If any of the tadpoles became too aggressive, such as biting for two seconds or more, the researchers would break off the fight. The researchers found that larger tadpoles were more likely to attack smaller ones, but full siblings were less likely to fight to the death. The concept of half siblings didn’t make much sense to tadpoles and didn’t stop aggressive behavior.

In the wild, tadpoles with parental support, i.e. parents who bring food to the pool, are less likely to turn to cannibalism to survive. If the parents slack off, the nutrition from eating a pool mate can support metamorphosis and help the tadpole leave the problematic pool sooner.
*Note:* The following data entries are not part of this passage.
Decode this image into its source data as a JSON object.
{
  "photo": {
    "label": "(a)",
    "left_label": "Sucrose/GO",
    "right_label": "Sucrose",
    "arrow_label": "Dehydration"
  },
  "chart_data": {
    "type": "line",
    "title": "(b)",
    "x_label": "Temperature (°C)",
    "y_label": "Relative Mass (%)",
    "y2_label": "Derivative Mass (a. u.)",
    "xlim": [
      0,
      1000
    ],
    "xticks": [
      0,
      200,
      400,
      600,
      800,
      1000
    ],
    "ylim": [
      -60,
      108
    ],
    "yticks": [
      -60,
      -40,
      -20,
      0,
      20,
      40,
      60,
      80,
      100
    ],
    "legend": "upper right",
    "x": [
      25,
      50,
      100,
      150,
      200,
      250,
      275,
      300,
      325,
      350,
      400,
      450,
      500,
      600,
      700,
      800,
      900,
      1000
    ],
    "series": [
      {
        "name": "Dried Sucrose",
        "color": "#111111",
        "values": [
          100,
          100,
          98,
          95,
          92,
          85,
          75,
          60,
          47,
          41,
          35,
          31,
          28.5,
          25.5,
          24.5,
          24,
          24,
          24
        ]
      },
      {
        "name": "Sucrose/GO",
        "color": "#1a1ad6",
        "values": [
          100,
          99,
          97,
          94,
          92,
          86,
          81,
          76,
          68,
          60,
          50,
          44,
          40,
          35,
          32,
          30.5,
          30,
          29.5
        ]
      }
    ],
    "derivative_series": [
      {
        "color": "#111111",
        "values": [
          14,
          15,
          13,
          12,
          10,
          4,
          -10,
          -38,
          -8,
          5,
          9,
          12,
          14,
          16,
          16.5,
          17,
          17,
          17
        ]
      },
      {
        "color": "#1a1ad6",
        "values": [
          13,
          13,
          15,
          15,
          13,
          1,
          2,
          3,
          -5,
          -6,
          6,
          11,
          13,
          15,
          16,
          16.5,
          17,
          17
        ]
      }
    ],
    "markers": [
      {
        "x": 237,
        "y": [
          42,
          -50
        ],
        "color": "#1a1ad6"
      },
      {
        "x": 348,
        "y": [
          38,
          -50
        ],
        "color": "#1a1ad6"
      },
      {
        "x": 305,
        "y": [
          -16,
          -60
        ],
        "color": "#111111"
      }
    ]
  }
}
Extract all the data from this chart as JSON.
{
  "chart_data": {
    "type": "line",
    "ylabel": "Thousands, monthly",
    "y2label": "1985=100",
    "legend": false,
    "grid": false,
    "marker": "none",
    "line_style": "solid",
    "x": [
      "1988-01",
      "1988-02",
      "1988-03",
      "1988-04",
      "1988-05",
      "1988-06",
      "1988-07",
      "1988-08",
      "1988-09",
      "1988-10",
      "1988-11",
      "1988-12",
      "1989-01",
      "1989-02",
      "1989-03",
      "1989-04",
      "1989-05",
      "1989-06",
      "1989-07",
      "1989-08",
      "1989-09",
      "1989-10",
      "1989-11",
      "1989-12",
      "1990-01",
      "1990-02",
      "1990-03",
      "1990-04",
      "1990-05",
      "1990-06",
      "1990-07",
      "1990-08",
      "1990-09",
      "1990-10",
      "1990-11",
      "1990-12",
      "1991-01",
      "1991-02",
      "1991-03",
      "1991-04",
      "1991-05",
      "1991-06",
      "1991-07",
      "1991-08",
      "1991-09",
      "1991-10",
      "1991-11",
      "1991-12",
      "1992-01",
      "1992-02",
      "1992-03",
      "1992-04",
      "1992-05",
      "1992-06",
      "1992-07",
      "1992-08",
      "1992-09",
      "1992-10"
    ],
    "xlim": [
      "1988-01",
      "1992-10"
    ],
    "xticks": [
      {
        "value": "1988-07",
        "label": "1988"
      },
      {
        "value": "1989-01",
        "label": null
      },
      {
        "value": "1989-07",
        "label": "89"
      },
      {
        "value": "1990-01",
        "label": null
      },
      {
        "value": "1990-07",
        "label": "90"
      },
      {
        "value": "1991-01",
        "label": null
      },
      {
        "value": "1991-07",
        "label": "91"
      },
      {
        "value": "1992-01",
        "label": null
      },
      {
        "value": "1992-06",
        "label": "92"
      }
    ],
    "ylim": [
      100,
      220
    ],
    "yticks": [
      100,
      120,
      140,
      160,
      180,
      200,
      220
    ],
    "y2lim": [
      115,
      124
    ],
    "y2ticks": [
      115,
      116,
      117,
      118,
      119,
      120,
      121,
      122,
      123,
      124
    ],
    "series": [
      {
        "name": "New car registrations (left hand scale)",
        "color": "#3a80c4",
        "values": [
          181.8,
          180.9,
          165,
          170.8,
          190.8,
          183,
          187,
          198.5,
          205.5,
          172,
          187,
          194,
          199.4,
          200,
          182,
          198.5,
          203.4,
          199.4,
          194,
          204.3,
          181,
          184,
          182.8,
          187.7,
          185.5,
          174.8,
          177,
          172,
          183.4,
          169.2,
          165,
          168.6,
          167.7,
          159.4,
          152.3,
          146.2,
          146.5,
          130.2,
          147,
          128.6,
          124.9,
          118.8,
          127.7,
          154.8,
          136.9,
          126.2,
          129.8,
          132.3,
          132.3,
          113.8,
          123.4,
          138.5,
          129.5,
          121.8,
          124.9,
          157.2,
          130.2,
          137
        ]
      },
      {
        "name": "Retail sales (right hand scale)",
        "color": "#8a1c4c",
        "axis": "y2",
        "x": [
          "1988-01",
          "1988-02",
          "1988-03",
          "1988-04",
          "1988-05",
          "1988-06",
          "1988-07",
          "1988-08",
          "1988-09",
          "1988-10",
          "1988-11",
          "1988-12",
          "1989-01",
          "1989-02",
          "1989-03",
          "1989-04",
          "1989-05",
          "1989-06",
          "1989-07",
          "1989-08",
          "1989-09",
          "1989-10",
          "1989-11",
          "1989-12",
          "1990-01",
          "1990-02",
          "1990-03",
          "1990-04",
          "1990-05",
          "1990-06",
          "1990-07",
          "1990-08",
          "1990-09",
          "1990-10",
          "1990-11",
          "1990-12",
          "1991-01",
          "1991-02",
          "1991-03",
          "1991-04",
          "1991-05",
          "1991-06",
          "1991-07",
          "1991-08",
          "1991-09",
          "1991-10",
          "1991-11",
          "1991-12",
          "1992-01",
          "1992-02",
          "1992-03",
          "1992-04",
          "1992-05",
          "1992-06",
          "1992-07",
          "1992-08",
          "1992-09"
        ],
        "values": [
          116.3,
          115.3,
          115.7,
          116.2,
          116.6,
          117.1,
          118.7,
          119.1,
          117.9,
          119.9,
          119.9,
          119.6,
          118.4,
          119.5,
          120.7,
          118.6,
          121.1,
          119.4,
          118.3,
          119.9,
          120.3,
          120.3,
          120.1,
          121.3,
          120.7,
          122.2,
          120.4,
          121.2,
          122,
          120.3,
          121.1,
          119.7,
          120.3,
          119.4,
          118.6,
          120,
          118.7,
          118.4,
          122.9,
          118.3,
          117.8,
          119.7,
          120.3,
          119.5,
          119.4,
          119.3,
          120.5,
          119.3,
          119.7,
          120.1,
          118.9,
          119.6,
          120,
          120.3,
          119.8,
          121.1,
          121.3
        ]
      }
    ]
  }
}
The study concluded that family ties have their limits, and although tadpoles are less likely to eat their own, they will if necessary.

Undesirable side effects

For animals like the tint poison dart frog, cannibalism in the early years can provide needed nutrients. But research shows that cannibalism can also lead to unwanted side effects.

Scientists disagree on the impact parasites and deadly diseases have on cannibals. Some claim that cannibals have better luck of exposure to parasites or deadly diseases when they eat one of their own. As in parasites evolve to manage to survive in certain species and develop defenses against the animal’s immunity.

Others suggest that cannibalism kills the infected host, thereby limiting the parasite or disease and its spread.

Another disadvantage of cannibalism is that it decreases inclusive fitness. Parents, siblings, and offspring share their genetic makeup, and eating them means removing more of the cannibal’s DNA from the gene pool. For species that recognize siblings, this also means weeding out others who might have recognized the cannibal as a parent and sparing them from a similar fate.